The study met its aim by creating and validating multi-ethnic, sex- and age-specific anthropometric equations to estimate infant FM and FFM, addressing limitations of conventional anthropometry that cannot partition weight into FM and FFM. The models demonstrated consistent performance across internal and external datasets, especially for FFM, indicating clinical and epidemiological utility where direct body composition techniques are impractical. Incorporating length, WFL, TSFT, SSFT, and ethnicity captured biologically relevant variation; skinfolds improved FM prediction but were inversely related to FFM after adjustment, aligning with physiological expectations. Non-linear age effects justified the spline approach, reflecting changing growth and tissue accretion dynamics across infancy. External validation highlighted that equations generalize better within similar populations; performance was strongest where cohorts overlapped (e.g., South Africa). Overall, the findings suggest these equations are best applied to FFM prediction, with FM derivable as weight minus FFM, thereby reducing error in FM estimation.

This multicenter, multi-ethnic study provides sex- and age-specific anthropometry-based equations to predict FM and FFM in infants aged 3–24 months. The equations showed good validity across internal and external datasets, with superior predictability for FFM versus FM. Given the diversity of contributing populations, these tools may improve assessment of early-life body composition in research and practice, particularly in resource-limited settings. The results underscore the importance of applying equations to populations similar to those used for model development. Future work could expand validation to additional regions and age windows, refine models with alternative functional forms (e.g., splines) or additional predictors where feasible, and evaluate clinical impact of using FFM-based assessments on early-life nutrition interventions.

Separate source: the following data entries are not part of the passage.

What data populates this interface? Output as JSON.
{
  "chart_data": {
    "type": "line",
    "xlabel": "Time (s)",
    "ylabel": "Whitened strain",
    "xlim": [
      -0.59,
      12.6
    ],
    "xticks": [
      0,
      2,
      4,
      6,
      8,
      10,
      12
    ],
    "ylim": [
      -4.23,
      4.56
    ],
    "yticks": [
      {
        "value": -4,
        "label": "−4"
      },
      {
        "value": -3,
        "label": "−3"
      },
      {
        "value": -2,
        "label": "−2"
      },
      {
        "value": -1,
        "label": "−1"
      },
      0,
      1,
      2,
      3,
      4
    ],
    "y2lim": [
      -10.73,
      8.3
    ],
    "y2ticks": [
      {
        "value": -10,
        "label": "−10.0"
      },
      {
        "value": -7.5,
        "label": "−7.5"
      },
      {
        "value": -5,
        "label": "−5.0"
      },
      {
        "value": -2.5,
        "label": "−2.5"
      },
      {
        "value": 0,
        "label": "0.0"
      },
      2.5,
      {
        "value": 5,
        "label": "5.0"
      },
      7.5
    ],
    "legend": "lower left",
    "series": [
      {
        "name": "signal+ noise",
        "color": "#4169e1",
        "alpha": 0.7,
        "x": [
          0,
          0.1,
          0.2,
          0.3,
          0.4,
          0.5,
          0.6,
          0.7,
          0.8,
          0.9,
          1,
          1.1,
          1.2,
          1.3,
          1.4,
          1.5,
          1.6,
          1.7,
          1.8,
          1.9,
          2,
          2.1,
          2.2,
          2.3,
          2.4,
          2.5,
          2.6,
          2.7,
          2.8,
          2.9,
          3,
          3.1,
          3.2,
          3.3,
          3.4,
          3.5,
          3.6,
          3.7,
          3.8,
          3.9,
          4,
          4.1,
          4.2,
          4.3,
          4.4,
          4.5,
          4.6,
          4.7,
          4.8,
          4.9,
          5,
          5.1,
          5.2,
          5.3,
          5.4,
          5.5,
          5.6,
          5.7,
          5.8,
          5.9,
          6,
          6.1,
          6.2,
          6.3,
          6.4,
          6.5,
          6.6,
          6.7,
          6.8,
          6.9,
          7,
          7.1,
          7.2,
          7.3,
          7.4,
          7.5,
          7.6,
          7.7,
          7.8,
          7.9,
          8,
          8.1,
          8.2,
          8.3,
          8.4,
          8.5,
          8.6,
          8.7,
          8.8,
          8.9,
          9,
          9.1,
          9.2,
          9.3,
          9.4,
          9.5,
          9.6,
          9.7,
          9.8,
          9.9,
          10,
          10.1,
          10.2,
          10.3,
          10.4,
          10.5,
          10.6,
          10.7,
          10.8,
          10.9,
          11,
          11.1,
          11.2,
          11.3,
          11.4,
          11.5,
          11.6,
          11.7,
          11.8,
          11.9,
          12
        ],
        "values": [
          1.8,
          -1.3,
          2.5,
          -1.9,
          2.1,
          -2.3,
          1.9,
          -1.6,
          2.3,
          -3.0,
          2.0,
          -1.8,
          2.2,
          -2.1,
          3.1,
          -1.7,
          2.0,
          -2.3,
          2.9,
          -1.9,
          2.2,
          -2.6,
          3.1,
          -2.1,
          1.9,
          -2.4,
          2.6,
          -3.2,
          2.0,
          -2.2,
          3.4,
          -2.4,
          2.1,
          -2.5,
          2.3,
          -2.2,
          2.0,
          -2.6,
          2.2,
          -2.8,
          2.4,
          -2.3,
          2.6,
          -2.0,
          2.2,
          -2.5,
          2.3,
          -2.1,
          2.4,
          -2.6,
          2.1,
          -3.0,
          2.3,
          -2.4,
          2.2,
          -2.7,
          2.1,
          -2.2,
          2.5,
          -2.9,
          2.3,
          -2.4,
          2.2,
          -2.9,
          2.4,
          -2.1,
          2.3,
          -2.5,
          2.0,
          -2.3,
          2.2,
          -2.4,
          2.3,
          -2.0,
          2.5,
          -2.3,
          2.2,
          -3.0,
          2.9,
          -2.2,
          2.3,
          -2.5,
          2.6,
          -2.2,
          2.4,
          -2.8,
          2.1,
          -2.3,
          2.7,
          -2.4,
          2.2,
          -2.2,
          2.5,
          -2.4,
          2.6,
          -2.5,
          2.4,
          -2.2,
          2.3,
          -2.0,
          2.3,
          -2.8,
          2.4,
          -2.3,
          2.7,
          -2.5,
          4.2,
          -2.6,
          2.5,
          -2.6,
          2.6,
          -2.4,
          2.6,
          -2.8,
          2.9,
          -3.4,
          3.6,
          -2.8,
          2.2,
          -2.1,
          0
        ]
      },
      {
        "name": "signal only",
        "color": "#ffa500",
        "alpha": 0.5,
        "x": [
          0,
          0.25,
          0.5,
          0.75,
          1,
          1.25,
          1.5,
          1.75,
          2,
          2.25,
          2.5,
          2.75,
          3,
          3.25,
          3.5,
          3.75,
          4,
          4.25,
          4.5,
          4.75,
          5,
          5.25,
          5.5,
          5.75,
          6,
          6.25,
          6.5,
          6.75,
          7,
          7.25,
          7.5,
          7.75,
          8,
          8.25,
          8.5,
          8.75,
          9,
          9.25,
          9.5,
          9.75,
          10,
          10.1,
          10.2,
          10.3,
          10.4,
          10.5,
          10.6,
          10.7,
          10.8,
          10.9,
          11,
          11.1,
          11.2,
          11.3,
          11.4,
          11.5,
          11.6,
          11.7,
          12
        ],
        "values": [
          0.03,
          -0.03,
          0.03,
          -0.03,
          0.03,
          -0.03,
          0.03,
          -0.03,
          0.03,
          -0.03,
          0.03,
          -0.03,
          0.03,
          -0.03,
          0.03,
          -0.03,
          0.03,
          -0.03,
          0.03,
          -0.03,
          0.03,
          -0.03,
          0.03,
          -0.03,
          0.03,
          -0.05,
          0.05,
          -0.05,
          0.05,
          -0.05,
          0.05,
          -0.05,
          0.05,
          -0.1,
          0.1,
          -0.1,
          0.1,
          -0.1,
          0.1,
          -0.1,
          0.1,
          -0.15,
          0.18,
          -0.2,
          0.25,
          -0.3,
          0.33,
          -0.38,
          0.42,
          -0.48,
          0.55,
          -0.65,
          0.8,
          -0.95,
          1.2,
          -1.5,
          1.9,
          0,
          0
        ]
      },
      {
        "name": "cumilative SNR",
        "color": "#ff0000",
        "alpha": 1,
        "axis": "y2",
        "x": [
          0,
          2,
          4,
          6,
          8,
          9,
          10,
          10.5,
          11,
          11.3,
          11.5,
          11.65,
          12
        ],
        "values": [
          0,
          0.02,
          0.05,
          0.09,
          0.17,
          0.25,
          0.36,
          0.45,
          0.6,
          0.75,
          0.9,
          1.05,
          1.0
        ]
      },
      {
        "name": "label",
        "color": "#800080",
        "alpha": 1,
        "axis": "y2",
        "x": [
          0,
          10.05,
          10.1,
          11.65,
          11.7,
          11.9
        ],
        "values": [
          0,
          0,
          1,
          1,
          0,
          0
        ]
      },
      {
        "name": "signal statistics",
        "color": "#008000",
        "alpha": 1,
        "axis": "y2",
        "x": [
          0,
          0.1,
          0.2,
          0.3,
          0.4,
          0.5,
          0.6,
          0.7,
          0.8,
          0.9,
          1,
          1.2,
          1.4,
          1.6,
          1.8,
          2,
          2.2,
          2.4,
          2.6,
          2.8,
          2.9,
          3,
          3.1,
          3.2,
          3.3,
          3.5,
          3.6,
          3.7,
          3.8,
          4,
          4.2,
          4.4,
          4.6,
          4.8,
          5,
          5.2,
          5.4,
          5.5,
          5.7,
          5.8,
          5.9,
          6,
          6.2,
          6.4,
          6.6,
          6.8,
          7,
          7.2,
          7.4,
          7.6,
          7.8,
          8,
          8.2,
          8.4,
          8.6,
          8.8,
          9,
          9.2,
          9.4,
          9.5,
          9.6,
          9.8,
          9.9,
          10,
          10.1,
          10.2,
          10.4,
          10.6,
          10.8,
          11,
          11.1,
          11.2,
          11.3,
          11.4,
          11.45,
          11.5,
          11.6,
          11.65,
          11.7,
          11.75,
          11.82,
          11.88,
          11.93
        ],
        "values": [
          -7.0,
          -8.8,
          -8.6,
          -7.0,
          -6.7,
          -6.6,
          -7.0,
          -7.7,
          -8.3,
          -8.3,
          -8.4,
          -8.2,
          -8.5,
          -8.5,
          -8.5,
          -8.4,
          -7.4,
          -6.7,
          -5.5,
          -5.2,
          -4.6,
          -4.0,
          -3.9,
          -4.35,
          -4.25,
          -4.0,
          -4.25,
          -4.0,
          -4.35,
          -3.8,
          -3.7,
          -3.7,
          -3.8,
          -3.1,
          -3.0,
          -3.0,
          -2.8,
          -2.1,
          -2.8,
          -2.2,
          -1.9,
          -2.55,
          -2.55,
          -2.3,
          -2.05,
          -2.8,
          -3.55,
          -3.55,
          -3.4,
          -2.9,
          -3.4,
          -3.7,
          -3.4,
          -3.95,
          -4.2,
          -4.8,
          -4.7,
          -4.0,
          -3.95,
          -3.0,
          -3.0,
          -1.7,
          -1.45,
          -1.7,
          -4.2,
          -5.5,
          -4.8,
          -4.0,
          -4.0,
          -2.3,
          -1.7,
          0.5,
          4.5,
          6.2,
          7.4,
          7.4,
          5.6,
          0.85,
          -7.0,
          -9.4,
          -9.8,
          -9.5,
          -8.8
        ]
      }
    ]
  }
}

• External validation was limited to the 3–6-month age range, whereas equations span up to 24 months. • Some country-specific performance varied (e.g., higher FM RMSPE/MAPE in Sri Lanka), suggesting population-specific differences may limit generalizability. • Bland–Altman analysis indicated systematic underestimation of male FFM (~0.33 kg) and proportional bias for FM in both sexes and for female FFM. • Although natural-spline models showed better conditional AIC, final equations used linear splines for interpretability and parsimony; alternative specifications might further improve fit. • Head and arm circumference were measured but excluded due to limited added value; unmeasured factors (e.g., gestational age at birth for all infants) may also influence prediction. • No a priori power analysis for equation development was conducted.